Diaby : «On veut tout»
Toujours en lice en Premier League et en Ligue des champions (8e de finale retour contre Porto mardi), Arsenal se sent proche d'un premier titre depuis cinq ans, nous dit Abou Diaby.
Abou Diaby, à neuf journées de la fin, Arsenal est toujours très bien placé dans la lutte pour le titre. Est-ce l'année des Gunners ?

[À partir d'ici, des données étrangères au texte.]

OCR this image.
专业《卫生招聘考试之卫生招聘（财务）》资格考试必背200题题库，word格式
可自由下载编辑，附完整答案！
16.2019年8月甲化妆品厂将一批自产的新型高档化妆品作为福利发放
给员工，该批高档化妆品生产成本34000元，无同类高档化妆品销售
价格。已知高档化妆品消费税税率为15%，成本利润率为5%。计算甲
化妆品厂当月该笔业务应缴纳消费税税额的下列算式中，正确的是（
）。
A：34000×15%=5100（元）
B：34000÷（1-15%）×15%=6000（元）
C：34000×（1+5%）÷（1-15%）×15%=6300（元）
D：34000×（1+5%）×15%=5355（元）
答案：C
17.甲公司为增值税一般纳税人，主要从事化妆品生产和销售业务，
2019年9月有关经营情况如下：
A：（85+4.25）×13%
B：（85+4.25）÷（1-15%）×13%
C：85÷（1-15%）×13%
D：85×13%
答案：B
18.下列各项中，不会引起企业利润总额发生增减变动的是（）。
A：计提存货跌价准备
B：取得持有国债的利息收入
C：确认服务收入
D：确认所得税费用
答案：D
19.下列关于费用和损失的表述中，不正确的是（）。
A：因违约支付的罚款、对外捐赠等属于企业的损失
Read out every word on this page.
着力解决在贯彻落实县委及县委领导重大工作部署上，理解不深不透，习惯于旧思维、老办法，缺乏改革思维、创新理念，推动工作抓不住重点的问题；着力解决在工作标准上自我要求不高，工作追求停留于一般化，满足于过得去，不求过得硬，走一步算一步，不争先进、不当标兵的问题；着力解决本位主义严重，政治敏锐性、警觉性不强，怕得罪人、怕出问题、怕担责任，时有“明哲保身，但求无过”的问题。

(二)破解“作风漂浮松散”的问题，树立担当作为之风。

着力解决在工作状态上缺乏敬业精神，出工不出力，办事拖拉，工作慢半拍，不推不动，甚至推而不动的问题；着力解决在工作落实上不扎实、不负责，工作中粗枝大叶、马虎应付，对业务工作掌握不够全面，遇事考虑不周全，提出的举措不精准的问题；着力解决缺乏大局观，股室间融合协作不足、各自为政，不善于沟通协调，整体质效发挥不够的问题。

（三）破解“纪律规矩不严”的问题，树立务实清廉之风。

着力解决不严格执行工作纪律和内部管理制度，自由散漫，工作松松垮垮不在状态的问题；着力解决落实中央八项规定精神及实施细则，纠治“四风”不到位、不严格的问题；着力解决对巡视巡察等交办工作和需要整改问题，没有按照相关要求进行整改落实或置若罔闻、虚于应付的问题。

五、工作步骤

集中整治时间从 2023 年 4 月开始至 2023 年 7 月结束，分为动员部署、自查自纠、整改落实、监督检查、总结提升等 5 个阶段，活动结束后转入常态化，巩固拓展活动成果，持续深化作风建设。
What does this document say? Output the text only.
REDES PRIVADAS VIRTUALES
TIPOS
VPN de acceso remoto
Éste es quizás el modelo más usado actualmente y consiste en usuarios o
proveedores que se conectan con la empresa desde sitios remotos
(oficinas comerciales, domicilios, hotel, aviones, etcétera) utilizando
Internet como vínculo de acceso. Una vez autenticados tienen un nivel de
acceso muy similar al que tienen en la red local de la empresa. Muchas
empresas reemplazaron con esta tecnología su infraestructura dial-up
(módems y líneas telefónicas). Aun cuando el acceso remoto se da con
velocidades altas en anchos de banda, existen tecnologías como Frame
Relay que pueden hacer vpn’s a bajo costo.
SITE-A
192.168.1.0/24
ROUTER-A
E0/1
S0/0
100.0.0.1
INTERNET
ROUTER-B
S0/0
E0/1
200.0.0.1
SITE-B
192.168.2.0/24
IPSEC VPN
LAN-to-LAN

En tout cas, on y croit, on sent qu'on est vraiment proche de faire quelque chose. Par rapport à la saison dernière, on pioche beaucoup moins contre les "petites équipes". J'espère que ça va suivre jusqu'au bout, surtout qu'on a l'avantage de ne plus affronter aucun "gros" d'ici là. Le plus important, c'est de garder cette constance, d'enchaîner. On fera les comptes à la fin.
Vous disputez votre cinquième saison à Arsenal. Quel regard portez-vous sur l'évolution du club ? Vous n'êtes plus des enfants ?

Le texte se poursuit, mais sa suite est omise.